Measuring the old tires, rollers, and tracks, I was able to surmise the approximate original dimensions of the rubber parts, but looking through tables of standard O rings, nothing was very close.  The closest standard part was a -311 O ring, so I ordered a bag.  The 9/16 inch ID of the new rings seems to be close to correct for the rollers, indicating how stretched out the old rings were.  The  new rings were too fat though, which made the OD too big when mounted on the rollers.

I briefly considered casting some custom O rings in the right size, but decided to try modifying the -311 parts first.  

Machining rubber is tricky.  Some try freezing it and using regular lathe tools, but I thought keeping it cold and hard enough would be a hassle.  Others report that abrading rather than machining works well.  I gave this a try, and finally  hit on a method that worked OK.  I spun a ring mounted on a roller, and used either a file or sandpaper mounted on a hard flat backing to wear away the rubber.  I experimented with final OD dimensions, and settled on 0.850".  Once I got going, each one only took a few minutes.

Next came cleaning up and derusting the metal parts of the tracks.  The spring loaded slide lock lever is riveted to the assembly, and I didn't feel I could properly strip or refinish the piece with it in place, so I removed the rivet.
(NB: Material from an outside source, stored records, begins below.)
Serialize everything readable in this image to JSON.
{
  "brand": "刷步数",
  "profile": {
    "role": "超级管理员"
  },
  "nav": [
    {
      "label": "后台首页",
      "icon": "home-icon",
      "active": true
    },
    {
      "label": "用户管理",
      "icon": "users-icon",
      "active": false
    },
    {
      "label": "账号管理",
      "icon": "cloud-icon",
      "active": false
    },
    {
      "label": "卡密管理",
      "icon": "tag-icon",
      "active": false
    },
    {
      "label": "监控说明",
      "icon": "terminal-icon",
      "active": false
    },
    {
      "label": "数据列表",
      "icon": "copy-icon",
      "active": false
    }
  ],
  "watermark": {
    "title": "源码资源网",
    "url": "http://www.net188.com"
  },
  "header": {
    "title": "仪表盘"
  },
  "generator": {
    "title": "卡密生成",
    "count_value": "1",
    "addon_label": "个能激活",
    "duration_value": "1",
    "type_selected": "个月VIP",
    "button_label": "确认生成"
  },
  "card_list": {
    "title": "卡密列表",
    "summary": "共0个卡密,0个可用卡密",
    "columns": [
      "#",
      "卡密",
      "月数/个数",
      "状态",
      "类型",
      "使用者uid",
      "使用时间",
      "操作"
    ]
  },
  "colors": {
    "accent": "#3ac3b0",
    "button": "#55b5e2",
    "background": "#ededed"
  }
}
I normally derust metal parts with phosphoric or muriatic acid.  In this case though, much of the original zinc plating was intact, and the acid derusting process would attack the zinc.  The parts were too big  for my plating tank, so I needed to preserve what zinc was left.  In this situation, the best method is to use a chelate deruster.  Chelates are harmless to plating, and even most paint, and pretty much only attack metal oxides, especially rust.  The picture shows a tub with enouth solution to cover the upper track assembly.  The marbles and the big hunk of black plastic are in there to raise the level of liquid so I didn't need so much.  I used Evaporust, but there are other good products, too.  

It's a slow process, measured in hours, not minutes, but pretty effective.  The slightly darker mottled areas are where the zinc was corroded away.
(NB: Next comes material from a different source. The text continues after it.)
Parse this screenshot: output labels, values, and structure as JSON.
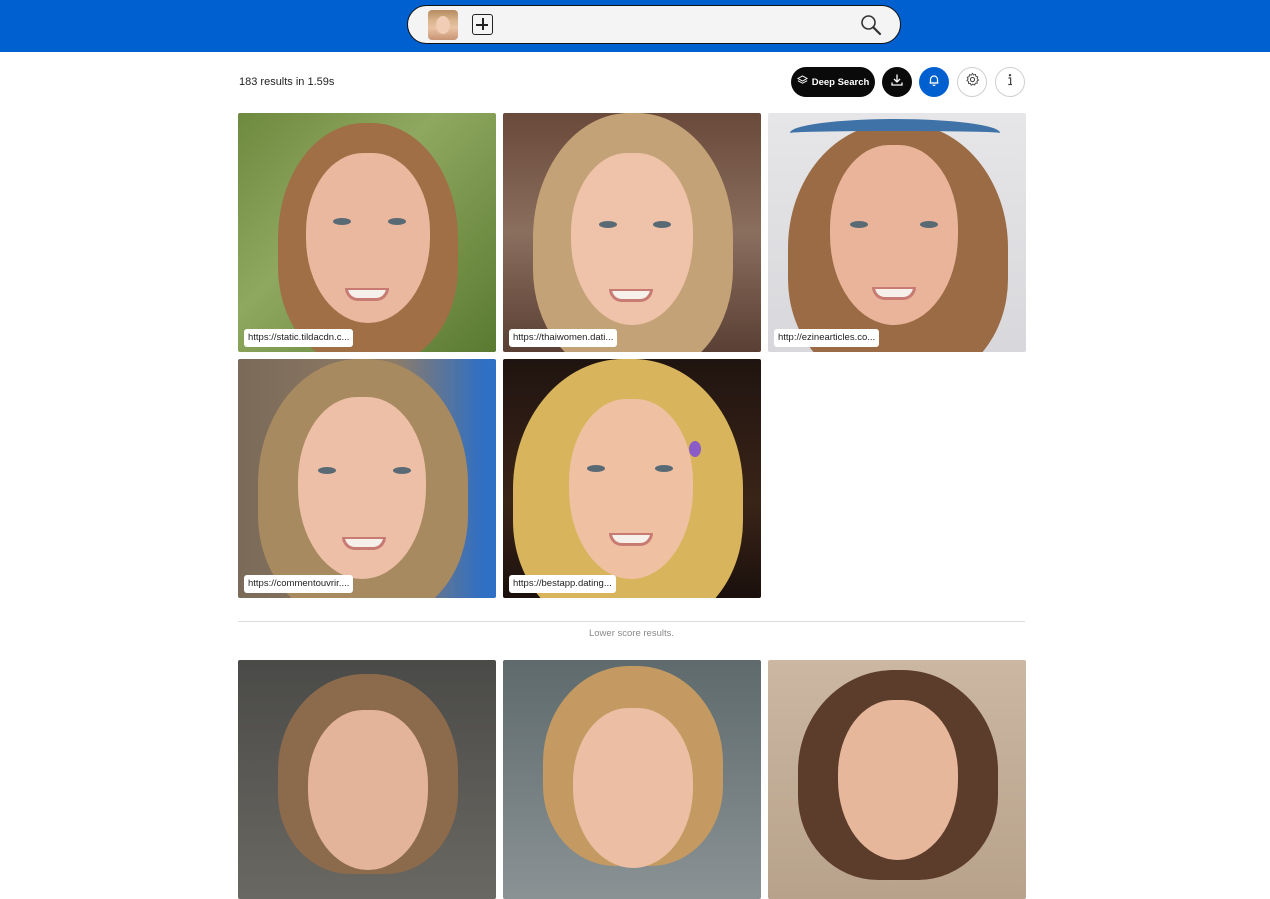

Here's one other piece of education I got from taking the first track apart.  There are little dimples on both the upper and lower tracks to limit how far the rollers can travel.  They also make it a real challenge to separate the lower and upper tracks.  I ended up drilling out the dimples on the lower tracks, which made disassembly much easier.  I'll replace the dimples with screws later.

I really wanted to powder coat all the parts, but the upper track assembly was too tight a fit in my oven, so it was just primed and painted.  Smaller parts were powder coated.  The original parts were just bare metalic color, but it seemed to me that parts under the seat really should be blacked out, so I went with black.

Rather than put these sort of ratty looking plasstic covers on  the ends of the locking levers, I opted for ten or so coats of Plastidip.

These are the adjustable plates at the rear of the tracks that the seat tilt locks catch on.  

Ready to put the slide lock levers back on.  Since I destroyed the original rivet, I used a shoulder bolt instead.   

Almost forgot--I had to replace the little limit bumps I drilled out to make disassembly and assembly easier.

This was an enjoyable, if pretty involved project.  The cost was minimal--some O rings and some hardware--probably under $15.